Maud Newton’s interview with Kate Christensen contained only good bits, and I wish I could quote it all here. So many fascinating thoughts about books, writing, about women writing, and it was only a short interview anyway.

I will share with you just one more part I particularly liked.

Kate Christensen on her first book’s reception: “I felt a bit like an underdog/loser with a thwarted ego and an axe to grind in one of my own novels, and in that sense it was ironic, fitting, and really, the best thing that could have happened to me. Sure, it pissed me off at first, because few things are more infuriating than being underestimated, but it also lit a fire under my ass, so to speak, and taught me a few valuable Zennish lessons about writing: Let It Go (you can’t control what people make of your work); Keep Moving Forward Like a Shark (all you can do is write more books); and Ride the Ocean Tides and Stay Your Course (your internal compass, not a glowing or scathing review, is the one authority to be heeded and obeyed).”

October 23, 2007

I vow

Lying there with her head on his chest. “I vow to never forget the Robin’s Rest,” she said. “Or the tartan of its bedspreads.”

October 23, 2007

The world is good

I can’t remember where I read it– in a letter, an interview, an essay or a novel– Carol Shields writing about reading obituaries, the stories you find there. The closest thing I can find now is the passage from Unless. Reta and her husband are walking through the cemetery: “Here is an inventory of relics and fashion and a sentimental embrace of death, invoking what may well be the richest moments in a lifetime, the shrine of tears and aching history”.

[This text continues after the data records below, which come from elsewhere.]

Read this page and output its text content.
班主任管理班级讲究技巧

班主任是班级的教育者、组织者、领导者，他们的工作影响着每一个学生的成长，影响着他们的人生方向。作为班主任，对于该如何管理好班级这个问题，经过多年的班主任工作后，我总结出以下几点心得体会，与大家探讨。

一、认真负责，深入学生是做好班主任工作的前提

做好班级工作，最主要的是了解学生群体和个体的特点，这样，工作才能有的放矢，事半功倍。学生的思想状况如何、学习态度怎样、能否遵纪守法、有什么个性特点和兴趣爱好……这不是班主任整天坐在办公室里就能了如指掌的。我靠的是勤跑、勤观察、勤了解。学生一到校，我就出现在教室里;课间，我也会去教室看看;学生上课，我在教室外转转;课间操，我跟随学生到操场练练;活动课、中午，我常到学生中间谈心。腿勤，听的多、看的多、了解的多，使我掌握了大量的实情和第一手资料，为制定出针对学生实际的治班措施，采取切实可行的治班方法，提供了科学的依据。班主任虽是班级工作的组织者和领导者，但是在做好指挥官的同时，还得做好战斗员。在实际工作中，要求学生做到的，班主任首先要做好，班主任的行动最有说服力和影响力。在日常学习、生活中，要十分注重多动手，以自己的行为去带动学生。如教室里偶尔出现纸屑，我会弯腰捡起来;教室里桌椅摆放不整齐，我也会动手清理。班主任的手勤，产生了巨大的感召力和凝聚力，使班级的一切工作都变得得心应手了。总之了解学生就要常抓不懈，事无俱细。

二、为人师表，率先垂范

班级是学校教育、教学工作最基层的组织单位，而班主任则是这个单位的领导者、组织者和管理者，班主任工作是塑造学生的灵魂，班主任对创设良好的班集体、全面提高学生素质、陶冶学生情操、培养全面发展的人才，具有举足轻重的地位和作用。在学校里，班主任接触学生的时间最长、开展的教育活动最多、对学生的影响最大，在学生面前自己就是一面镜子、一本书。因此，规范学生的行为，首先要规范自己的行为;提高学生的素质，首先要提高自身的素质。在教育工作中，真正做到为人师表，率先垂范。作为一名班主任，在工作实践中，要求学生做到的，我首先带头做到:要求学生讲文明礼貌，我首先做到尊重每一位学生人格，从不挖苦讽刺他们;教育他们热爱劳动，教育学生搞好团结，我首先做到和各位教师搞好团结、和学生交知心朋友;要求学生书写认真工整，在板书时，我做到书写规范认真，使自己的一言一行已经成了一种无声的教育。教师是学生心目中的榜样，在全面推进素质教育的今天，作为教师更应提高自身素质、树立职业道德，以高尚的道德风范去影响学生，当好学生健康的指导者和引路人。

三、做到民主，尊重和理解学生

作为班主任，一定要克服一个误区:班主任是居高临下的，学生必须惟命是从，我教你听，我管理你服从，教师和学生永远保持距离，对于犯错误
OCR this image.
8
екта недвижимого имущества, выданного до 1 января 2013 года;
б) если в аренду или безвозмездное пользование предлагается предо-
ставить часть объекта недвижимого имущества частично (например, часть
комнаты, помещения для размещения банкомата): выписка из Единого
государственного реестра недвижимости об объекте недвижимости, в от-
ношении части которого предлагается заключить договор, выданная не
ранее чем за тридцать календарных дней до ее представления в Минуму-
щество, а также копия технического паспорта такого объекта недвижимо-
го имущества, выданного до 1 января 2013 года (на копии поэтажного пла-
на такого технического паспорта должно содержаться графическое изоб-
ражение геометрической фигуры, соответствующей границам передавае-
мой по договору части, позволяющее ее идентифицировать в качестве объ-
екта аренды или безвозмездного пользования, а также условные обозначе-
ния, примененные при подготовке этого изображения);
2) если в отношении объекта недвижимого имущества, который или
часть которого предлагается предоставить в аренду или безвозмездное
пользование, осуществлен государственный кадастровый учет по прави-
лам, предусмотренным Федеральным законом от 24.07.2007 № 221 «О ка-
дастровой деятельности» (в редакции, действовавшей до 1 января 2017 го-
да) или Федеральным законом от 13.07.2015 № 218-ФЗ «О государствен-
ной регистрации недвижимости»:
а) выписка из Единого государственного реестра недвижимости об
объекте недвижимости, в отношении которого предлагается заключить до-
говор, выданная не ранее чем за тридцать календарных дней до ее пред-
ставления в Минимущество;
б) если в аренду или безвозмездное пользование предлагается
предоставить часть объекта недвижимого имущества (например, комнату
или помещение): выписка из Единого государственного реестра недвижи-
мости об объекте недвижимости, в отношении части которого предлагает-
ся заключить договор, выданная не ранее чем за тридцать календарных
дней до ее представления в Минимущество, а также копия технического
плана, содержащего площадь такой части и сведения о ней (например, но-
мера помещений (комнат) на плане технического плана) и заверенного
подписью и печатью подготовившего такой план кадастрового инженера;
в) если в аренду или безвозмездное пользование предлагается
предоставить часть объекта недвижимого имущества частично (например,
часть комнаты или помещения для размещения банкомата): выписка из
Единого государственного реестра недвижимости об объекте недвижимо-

I don’t read celebrity gossip anymore, but I do read the death notices in The Globe every Saturday. It’s a bit morbid, I realize, and I do end up getting tears on the newsprint, but really I find what lies in the obits such an antidote to the rest of the paper, such marvelous stories. There are people in the obituaries who stay married all their lives. They leave behind their spouses, children, nieces, nephews, friends. They are proud, beloved, missed. And oh the details: they fought in wars, moved across the world to call this country home, had multiple careers, made great discoveries, loved their families, loved their pets, enjoyed their cottages, changed the world, taught school, told jokes and stories, and were the bravest, strongest, most loving, kind, hilarious, unique and vibrant person many people ever knew. Of course not all of these stories are so satisfying: young people whose deaths must leave irreparable holes in a family, those who leave behind partners and children after so little time. But still, there is so much love here, and it’s heartening. So little else is, and so I savour these things.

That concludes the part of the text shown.